In the multibeam antenna architectures, a number of independent elementary radiating feeds are assembled in an array placed in the focal plane of a reflector. Assembling the different radiating feeds is complex because it often requires the radiating feeds to be maintained with a specific orientation making it possible to limit the phase aberrations linked to the defocusing of the horn in relation to the centre of the reflector and to maximize the performance levels of the antenna for each beam. Each radiating feed is assembled on a mechanical support by an interface specific to each horn. This individual assembly of each feed entails individually managing the interface of each RF system and the setting of the orientation of each horn, which does not make it possible to pool the production of the RF systems because their RF axes are not mutually parallel. The individual management of each feed therefore has a significant cost.
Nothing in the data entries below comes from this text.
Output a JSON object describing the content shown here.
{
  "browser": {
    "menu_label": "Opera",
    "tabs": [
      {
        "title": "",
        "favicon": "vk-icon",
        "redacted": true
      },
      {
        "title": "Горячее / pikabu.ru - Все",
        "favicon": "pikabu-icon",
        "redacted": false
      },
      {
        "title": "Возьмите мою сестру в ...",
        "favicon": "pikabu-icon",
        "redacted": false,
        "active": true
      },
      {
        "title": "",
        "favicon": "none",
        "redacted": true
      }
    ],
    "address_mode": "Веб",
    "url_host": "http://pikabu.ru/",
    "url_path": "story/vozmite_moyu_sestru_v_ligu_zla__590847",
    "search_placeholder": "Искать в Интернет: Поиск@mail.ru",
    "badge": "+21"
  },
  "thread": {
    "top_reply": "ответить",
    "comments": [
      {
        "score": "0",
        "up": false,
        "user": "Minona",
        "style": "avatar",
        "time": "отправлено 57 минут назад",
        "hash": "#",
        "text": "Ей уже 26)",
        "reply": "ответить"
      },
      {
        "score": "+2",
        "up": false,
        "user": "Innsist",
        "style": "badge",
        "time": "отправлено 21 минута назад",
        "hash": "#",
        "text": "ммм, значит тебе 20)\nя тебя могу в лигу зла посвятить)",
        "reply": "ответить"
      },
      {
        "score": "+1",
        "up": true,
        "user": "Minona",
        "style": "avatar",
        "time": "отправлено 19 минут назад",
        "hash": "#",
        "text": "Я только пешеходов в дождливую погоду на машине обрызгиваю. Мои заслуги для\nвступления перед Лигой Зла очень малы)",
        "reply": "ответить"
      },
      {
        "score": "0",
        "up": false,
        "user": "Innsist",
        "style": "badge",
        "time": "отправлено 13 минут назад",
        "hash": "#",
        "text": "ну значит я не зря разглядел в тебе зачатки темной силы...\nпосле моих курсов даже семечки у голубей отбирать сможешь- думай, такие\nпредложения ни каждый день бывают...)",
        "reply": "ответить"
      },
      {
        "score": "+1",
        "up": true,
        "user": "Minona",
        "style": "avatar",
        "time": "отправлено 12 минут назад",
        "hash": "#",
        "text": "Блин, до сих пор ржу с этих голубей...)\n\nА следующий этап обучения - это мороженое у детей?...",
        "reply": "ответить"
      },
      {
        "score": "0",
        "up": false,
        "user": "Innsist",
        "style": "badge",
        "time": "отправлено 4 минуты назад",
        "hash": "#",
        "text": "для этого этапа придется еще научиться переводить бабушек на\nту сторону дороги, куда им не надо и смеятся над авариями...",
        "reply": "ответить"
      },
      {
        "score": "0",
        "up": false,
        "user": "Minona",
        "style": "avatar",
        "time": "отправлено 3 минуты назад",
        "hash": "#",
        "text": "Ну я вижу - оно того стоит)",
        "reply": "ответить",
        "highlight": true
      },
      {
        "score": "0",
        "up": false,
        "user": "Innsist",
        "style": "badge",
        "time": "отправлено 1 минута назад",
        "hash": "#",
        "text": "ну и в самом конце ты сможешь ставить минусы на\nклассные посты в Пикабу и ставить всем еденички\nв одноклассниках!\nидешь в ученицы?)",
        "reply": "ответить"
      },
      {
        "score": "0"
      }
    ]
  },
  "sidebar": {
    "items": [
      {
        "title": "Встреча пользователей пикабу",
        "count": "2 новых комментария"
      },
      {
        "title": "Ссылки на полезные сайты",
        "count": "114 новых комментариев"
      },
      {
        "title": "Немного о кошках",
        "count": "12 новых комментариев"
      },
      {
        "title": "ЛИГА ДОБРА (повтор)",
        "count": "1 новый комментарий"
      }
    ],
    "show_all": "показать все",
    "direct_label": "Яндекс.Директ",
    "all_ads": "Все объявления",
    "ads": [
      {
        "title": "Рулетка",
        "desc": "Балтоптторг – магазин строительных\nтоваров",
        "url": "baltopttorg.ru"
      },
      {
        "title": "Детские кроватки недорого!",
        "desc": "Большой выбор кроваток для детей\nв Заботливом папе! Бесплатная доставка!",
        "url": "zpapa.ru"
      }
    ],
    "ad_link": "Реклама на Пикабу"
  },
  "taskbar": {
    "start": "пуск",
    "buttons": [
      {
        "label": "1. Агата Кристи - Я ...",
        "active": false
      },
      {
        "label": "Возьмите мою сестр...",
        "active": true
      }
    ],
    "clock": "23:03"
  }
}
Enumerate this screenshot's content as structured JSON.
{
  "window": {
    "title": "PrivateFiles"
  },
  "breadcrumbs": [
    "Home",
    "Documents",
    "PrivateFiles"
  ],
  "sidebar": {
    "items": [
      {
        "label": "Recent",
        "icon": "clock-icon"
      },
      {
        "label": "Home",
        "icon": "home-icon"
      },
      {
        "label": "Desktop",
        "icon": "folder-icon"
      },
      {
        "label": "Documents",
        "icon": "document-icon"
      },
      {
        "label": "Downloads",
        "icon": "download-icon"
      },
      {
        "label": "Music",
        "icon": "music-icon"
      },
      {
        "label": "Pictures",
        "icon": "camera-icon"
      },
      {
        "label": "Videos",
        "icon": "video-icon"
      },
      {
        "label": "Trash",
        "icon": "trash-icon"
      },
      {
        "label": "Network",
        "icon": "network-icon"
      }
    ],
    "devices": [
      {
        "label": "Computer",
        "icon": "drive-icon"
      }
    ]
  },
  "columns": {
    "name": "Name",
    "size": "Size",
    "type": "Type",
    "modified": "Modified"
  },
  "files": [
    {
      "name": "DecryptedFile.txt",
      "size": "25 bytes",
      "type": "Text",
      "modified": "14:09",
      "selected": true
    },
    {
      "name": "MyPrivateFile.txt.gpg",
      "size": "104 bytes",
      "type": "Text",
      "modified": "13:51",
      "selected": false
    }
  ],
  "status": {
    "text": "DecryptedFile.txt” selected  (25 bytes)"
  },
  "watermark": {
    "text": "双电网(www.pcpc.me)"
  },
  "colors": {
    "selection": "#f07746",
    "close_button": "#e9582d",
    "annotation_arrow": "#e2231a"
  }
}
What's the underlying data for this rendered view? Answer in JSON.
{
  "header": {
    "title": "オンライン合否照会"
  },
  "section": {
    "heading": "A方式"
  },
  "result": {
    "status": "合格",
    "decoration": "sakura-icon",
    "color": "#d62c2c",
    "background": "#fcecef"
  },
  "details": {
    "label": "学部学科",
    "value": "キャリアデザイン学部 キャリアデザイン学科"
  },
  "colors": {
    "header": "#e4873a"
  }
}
To facilitate the individual orientation of each radiating feed, as represented in FIG. 1, it is known practice to individually fix the radiating feeds onto a structural plate 13 in which distribution waveguides 14 are machined that are intended to route RF signals between the radiating feed and input/output ports of an RF signal processing device. The distribution waveguides are connected to outputs of the RF systems 10 by flexible waveguides 15 making it possible to individually orient each radiating feed. The structural plate 13 then ensures the routing of the distribution waveguides 14 as well as the support and orientation of the RF systems relative to the reflector of the multibeam antenna. However, this solution requires the RF systems to be assembled independently of one another, an individual orientation of each RF system and of the associated horn, and entails the use of numerous flexible orientation waveguides inducing additional ohmic losses and additional thermal power to be dissipated. Furthermore, this solution is possible only when the feeds of the focal array are sufficiently spaced apart from one another to allow the routing of the distribution waveguides between the RF systems supported by the structural plate.
To our knowledge, there is currently no structural antenna module comprising a set of radiating feeds whose RF systems are completely incorporated in a common support, and that allow individual orientation of the feed horns.